The contest was initially called for Romney by only eight votes, and it wasn’t until weeks later that Santorum was certified as the winner, denying him any momentum he might have gained from the electorally meaningless but psychologically important victory. That stroke of bad luck was followed by a series of blunders: he wasted time and money in New Hampshire, arrived in South Carolina too late and was almost forgotten by Florida. He failed to get on the ballot in Virginia and flitted from state to state without any real campaign infrastructure. But again, Santorum showed his ability to surprise. On Feb. 7, he swept caucuses in Minnesota and Colorado as well as a beauty-pageant primary in Missouri, stunning Romney and giving the primary an extra taste of the suspense it has mostly lacked.

The race has been all but over since Romney won primaries in Wisconsin, Maryland and the District of Columbia on April 3. After a few close losses in the Midwest and marginal wins in the South, Santorum’s campaign became an effort to deny Romney a majority of delegates, not win one himself. Santorum was also was faced with a tightening race in his home state of Pennsylvania, where residents will vote on April 24, and the possibility of a loss there was increasing. He was ejected from the Senate in a brutal 2006 landslide; the 2012 primary race was his chance at professional redemption, and it’s likely he didn’t want to replay that painful history.

Richard Land, leader of the Southern Baptist Convention, explained the rationale for Santorum’s exit in an interview with TIME on Tuesday morning before the news broke. “Rick’s a friend. And if he called me and asked me for advice, I would tell him that I would advise him to get out. He has resurrected a moribund career. I don’t think anybody thought he could do what he has done. He has become a major figure in the party. In eight years, he will be three years younger than Romney is now. He risks damaging that if he loses his home state again, and he could … If he lost Pennsylvania, it would undo a lot of the good he has done himself and his influence within the party.”

Former Speaker Newt Gingrich, another exiled politician on a redemptive journey through the Republican primary, offered a study in contrast. “I am committed to staying in this race all the way to Tampa so that the conservative movement has a real choice,” Gingrich, who has no real chance at winning the nomination, said in a statement following Santorum’s announcement. His slight was directed at Romney.

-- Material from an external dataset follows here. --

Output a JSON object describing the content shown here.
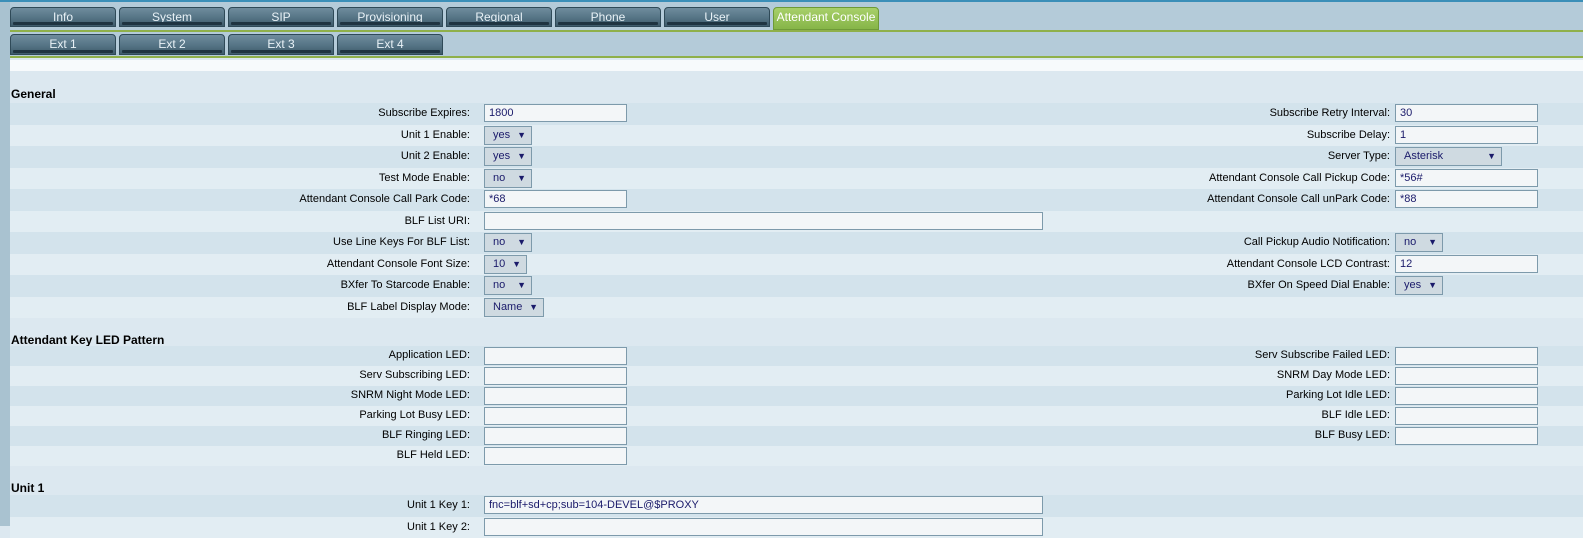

While Santorum did not mention the prohibitive nominee Tuesday, his decision to step aside now, which will save Romney millions in campaign funds, is a sign that he may soon rally to the front runner’s cause. “This game is a long, long, long way from over,” he said. “We will continue to go out and fight and defeat President Barack Obama.” No one has been a fiercer critic of Romney than Santorum. But an endorsement isn’t so far-fetched. After all, miracles do happen.